Os bancos comerciais atuavam como repassadores do banco de fomento e financiadores dos chamados “pontes” – empréstimo de médio e curto prazo que cobre o período até a concessão do crédito de longo prazo. A expectativa é que o apetite por essa modalidade aumente daqui para frente, prevê o responsável pela área de project finance do Itaú BBA, Marcelo Girão. Ele vê o banco mais ativo nos últimos meses, sobretudo em energia elétrica.
“Embora não seja papel dos bancos ser financiador de projetos de longo prazo, as instituições privadas estão assumindo o risco de capital na estruturação de debêntures de infraestrutura”, disse.
Outra forma de os bancos atuarem será como investidor, comprando debêntures. “As perspectivas para o ano de 2018 são de maior participação dos bancos privados em projetos de infraestrutura, diante de um estoque de projetos de geração e transmissão de energia e novos projetos de logística (aeroportos, rodovias e mobilidade urbana) que foram licitados em 2017-2018 e que demandarão soluções de financiamento de curto e longo prazos”, afirma Rui Gomes da Silva Junior, responsável pela área de project finance do banco de investimento do Bradesco, o Bradesco BBI.

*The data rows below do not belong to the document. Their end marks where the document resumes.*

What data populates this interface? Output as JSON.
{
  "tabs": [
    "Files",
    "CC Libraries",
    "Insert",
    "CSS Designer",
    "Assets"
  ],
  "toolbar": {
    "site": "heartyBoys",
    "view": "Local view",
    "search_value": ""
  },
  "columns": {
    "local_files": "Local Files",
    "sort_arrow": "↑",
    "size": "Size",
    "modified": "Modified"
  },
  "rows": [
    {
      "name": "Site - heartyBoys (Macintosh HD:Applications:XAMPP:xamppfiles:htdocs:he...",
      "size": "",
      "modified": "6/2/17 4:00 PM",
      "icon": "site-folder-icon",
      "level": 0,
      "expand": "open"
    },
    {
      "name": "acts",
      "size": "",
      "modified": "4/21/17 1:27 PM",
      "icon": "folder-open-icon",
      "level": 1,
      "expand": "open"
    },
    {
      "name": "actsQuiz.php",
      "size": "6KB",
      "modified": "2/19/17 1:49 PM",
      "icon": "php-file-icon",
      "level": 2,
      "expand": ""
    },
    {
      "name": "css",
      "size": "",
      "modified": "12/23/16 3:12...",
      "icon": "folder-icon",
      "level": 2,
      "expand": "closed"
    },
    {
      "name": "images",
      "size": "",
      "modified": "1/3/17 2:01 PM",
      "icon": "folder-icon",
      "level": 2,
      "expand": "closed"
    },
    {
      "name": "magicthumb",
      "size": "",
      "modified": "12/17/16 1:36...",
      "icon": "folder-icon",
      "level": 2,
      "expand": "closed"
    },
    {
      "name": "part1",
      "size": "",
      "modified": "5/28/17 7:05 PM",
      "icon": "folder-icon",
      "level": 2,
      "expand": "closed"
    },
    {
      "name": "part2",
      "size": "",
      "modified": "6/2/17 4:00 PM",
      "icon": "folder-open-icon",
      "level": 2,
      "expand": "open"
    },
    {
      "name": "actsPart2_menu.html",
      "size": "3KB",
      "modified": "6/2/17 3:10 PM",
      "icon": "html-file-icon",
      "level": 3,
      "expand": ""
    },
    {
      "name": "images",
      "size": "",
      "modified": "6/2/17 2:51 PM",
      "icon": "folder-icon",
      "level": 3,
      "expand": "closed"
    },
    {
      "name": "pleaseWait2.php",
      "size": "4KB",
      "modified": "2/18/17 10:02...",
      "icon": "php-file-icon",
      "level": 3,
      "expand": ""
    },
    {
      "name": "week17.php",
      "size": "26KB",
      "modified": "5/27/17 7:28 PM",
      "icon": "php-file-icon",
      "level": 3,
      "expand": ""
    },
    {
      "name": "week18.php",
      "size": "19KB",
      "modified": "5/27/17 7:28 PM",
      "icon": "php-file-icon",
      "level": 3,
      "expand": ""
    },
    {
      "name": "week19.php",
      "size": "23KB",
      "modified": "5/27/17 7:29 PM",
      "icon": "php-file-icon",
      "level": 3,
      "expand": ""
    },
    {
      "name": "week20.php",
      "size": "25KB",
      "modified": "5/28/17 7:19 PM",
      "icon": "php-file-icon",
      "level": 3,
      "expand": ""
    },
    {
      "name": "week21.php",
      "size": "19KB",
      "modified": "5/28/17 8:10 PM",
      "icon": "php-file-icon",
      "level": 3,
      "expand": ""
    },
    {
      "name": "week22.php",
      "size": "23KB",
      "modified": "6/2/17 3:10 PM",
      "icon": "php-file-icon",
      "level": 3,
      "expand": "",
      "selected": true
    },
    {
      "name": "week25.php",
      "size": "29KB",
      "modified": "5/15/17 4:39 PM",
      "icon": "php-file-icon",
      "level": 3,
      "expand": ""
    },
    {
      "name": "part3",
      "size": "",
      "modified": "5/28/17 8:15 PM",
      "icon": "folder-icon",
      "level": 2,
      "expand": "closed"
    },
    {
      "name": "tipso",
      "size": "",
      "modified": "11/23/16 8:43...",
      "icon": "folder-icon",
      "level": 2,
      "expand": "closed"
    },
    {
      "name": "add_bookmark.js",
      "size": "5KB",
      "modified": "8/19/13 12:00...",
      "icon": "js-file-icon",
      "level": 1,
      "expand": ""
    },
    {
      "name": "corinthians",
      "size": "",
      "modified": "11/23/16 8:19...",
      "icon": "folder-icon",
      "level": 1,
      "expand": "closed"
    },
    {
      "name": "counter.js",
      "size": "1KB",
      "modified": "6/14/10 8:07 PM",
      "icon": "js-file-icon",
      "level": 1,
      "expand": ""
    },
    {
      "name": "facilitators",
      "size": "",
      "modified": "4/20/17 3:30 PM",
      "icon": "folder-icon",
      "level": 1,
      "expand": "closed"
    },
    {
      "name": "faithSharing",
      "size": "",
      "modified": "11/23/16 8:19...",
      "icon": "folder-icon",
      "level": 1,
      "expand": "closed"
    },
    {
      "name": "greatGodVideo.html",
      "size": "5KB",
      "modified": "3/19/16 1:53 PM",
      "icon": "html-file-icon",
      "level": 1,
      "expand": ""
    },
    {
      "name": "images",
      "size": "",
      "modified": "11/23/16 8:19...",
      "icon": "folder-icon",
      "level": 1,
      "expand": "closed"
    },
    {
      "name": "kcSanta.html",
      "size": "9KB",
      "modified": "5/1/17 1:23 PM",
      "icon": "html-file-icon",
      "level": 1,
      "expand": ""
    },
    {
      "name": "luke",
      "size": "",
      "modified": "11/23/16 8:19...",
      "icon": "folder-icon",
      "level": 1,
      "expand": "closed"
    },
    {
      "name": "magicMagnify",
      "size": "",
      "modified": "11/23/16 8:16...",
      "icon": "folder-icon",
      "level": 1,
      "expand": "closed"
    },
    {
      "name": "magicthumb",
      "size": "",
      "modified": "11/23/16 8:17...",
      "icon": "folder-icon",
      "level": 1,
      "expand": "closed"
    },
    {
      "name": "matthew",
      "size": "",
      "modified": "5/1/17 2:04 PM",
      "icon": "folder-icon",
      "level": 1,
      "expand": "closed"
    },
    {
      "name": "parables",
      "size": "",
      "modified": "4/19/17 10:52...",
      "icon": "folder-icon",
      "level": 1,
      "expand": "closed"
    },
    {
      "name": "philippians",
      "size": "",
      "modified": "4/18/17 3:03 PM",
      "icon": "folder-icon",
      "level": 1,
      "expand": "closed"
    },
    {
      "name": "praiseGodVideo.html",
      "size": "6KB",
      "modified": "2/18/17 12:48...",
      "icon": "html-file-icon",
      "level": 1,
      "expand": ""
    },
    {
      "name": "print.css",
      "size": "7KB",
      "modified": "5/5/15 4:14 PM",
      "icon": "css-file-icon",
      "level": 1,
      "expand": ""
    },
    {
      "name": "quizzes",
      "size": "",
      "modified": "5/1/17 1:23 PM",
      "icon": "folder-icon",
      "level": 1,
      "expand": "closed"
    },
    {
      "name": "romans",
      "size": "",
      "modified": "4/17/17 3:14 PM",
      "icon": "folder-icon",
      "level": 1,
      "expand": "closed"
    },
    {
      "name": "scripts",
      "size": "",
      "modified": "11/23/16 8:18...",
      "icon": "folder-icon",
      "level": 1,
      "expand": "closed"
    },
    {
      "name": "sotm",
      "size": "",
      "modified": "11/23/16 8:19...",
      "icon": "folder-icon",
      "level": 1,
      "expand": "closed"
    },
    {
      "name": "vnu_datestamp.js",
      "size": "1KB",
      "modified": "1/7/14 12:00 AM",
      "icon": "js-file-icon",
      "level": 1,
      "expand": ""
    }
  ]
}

Juliane Yung, responsável por “corporate banking” no Banco MUFG Brasil (antigo Banco de Tokyo-Mitsubishi UFJ) afirma que o espaço deixado pelo BNDES é uma questão aberta. O MUGF analisa a possibilidade de trabalhar no País com “project bonds”, espécie de título de crédito para grandes obras de infraestrutura com vencimento entre 20 e 30 anos.
Os executivos, porém, fazem questão de destacar que o BNDES continuará sendo uma das principais fontes de financiamento do País. Só que agora terá companhia de peso em prazos e custos. A diretora do banco de fomento Marilene Ramos concorda: “Continuaremos sendo o principal financiador de infraestrutura, mas não seremos os únicos”. Segundo ela, além de financiador, o banco também incentiva múltiplos instrumentos para financiar o mercado.
A instituição criou um fundo de investimento que vai comprar debêntures de energia renovável. A captação foi de R$ 500 milhões, sendo que o banco se compromete a adquirir 50% das cotas do fundo. Outros fundos estão nos planos do banco.